Supreme Court Hears Case About Kansas Man Pulled Over on “Common Sense” Suspicion
A case argued before the Supreme Court today discussed if “reasonable suspicion… based on common sense” is enough to pull someone over. Specifically, in this case a “Kansas officer ran a registration check on a pickup truck and learned that the registered owner’s license had been revoked. Suspecting that the owner was unlawfully driving, the officer stopped the truck, confirmed that the owner was driving, and issued the owner a citation for being a habitual violator of Kansas traffic laws.” The Kansas Supreme Court held “the stop violated the Fourth Amendment”, which is the “right of the people to be secure… against unreasonable searches and seizures,… but upon probable cause”. The state of Kansas is appealing this decision, arguing “it is reasonable for an officer to suspect that the registered owner of a vehicle is the one driving the vehicle”.

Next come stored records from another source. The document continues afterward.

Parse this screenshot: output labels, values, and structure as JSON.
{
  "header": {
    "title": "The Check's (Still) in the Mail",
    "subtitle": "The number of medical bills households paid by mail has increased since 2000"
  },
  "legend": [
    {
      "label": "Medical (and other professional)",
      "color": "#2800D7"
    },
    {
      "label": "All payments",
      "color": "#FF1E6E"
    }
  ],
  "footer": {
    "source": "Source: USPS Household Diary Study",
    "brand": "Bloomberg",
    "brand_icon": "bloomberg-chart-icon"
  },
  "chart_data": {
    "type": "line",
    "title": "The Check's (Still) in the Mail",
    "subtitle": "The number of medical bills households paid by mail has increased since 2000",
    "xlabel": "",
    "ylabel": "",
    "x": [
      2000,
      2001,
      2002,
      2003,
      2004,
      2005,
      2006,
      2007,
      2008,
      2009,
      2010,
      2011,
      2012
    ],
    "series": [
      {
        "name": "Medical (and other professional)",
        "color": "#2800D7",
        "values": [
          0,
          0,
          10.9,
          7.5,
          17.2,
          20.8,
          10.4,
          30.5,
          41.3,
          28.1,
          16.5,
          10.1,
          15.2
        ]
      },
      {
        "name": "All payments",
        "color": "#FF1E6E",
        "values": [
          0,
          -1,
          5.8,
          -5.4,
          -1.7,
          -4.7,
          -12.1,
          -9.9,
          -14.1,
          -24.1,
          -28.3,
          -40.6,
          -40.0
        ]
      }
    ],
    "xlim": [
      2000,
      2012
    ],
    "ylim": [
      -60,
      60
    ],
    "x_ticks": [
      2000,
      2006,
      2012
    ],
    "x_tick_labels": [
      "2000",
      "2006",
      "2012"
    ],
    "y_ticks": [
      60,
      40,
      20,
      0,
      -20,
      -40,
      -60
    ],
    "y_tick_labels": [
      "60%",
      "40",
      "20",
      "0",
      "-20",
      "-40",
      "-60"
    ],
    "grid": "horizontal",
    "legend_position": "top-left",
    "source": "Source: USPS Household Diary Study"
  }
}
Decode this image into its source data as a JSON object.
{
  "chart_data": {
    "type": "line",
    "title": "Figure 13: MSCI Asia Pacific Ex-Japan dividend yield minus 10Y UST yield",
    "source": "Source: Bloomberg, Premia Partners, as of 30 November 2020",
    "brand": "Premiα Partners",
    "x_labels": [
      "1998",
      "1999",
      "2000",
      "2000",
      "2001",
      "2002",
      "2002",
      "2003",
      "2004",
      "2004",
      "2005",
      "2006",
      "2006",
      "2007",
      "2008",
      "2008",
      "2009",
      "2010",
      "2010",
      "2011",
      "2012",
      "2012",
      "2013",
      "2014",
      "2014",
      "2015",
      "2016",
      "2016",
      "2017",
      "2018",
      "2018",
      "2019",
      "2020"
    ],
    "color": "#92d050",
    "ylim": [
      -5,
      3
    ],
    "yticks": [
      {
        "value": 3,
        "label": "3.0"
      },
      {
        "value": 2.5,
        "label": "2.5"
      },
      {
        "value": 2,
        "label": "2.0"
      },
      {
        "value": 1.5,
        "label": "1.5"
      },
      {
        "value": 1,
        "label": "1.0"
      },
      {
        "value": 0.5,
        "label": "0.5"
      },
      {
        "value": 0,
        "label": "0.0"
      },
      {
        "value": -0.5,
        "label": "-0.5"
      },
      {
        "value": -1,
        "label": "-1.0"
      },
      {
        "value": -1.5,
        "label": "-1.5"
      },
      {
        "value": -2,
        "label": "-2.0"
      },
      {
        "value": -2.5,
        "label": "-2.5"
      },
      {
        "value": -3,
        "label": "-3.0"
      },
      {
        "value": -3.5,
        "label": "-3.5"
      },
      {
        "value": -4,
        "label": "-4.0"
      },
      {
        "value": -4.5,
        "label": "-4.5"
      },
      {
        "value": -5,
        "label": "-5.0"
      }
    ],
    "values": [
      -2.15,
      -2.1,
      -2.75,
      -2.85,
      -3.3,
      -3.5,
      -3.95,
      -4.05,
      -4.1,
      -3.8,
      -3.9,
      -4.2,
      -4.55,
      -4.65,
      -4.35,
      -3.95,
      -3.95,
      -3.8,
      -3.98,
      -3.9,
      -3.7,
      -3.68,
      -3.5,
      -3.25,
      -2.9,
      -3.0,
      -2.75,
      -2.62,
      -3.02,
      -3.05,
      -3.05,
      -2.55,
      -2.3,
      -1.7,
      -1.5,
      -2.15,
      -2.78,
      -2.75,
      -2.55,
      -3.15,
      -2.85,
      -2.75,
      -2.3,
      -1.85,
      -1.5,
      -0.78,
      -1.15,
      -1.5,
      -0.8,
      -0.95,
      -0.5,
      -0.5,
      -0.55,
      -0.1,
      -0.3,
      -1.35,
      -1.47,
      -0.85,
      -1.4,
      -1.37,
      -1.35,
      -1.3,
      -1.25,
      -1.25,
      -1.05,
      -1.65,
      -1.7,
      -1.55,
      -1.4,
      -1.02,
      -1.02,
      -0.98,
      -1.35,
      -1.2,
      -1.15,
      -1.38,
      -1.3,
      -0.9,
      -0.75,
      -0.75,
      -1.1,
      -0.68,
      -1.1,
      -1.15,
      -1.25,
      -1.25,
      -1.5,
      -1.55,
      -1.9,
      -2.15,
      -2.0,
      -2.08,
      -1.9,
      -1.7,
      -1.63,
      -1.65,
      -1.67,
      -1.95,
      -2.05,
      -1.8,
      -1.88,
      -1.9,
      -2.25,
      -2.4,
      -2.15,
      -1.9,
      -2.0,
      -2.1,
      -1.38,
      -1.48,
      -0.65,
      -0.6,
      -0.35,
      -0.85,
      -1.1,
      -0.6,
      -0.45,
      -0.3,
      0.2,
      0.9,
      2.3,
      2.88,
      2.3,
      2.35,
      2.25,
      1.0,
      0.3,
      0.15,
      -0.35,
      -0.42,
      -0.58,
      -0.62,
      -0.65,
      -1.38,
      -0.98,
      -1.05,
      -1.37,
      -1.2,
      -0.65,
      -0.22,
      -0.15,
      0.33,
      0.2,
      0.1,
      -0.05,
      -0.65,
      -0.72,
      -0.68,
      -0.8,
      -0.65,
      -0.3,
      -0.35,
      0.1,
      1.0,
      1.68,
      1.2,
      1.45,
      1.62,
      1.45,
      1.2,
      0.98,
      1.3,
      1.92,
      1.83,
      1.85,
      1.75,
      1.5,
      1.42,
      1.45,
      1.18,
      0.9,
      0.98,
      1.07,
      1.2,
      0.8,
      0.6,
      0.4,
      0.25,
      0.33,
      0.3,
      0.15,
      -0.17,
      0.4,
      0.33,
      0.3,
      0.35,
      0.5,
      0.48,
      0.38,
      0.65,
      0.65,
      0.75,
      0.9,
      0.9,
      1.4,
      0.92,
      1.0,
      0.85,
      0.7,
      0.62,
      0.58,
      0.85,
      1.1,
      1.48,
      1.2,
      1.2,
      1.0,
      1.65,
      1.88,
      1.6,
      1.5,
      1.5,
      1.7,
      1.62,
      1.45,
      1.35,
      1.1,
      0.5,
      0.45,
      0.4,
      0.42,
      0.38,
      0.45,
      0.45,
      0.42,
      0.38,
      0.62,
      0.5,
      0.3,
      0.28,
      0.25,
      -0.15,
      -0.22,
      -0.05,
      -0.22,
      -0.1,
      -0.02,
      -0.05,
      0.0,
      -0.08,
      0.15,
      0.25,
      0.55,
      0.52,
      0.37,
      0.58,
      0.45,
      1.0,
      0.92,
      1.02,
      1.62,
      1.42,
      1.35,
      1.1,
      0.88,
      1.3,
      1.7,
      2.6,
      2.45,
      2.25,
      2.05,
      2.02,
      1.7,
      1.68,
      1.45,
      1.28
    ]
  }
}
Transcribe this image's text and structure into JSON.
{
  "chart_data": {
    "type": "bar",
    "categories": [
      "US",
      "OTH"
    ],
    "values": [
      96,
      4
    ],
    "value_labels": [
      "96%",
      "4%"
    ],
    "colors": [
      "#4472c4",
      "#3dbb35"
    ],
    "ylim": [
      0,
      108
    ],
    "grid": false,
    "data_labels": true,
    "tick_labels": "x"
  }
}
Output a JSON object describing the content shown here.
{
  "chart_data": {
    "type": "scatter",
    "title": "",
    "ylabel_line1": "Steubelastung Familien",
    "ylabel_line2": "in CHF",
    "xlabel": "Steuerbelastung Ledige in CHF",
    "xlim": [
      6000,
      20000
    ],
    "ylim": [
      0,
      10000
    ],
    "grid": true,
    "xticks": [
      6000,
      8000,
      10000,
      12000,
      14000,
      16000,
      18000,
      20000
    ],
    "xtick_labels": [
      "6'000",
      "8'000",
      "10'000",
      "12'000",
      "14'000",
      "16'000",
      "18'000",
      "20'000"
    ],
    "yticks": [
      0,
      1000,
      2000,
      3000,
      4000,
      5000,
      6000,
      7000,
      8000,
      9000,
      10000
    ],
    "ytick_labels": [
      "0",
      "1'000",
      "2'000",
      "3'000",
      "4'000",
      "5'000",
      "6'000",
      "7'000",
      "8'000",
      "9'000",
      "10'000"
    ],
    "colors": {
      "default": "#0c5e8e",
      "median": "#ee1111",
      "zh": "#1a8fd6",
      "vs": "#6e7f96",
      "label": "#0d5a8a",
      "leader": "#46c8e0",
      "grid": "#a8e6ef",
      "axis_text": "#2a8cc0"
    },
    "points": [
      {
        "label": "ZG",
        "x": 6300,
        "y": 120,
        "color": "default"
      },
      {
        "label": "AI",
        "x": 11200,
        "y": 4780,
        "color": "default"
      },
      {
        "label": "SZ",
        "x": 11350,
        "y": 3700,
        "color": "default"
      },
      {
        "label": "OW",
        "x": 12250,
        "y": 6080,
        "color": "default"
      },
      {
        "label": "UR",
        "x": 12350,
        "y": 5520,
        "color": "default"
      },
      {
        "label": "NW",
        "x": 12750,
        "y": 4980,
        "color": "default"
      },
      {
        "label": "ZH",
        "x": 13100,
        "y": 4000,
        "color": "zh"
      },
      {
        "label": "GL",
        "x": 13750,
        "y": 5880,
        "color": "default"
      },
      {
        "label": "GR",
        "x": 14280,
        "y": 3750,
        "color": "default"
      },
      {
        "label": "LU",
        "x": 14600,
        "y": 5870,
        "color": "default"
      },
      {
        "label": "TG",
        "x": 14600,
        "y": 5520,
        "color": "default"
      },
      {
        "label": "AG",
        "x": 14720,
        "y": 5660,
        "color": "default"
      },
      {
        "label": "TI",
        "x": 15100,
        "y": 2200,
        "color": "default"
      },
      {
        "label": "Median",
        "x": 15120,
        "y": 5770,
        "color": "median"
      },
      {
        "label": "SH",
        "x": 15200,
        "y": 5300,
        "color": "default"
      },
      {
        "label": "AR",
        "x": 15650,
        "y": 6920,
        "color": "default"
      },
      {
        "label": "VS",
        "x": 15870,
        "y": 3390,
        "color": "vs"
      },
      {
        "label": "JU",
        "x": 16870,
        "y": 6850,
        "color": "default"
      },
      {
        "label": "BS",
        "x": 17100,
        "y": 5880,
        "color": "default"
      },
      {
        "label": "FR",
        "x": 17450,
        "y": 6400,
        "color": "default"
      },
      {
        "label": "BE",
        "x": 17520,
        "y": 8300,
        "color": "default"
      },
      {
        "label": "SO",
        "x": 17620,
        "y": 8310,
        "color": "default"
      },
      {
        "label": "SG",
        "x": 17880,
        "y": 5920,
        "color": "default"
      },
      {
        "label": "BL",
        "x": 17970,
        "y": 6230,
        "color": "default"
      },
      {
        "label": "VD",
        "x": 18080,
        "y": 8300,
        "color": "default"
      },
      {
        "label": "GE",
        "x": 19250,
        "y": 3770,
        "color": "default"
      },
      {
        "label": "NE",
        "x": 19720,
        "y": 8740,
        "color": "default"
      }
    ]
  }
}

The driver’s legal counsel argued that the officer had not “observe[d] any traffic violations”; disclosed why he decided “to run a plate check”; or “attempt[ed] to identify the driver before initiating the stop”. The legal team also told the story of how “the spouse who drives his unlicensed wife to a job site and the older sister who drives her siblings to school during their father’s suspension will be at risk of indiscriminate seizures whenever they set out on the road in the family car” if the Supreme Court rules in favor of the officer. Additionally, they referenced the Kansas District Court, which ruled in favor of the driver, declaring that there are families with “multiple family members and multiple vehicles” where “somebody other than the registered owner often is driving that vehicle.”
The state of Kansas contended that “common sense and ordinary experience suggest that the owner of a vehicle is very often the vehicle’s driver.” “This,” the states argues, “provides reasonable suspicion for a brief investigatory stop when an officer spots a vehicle registered to an owner with a suspended or revoked license.”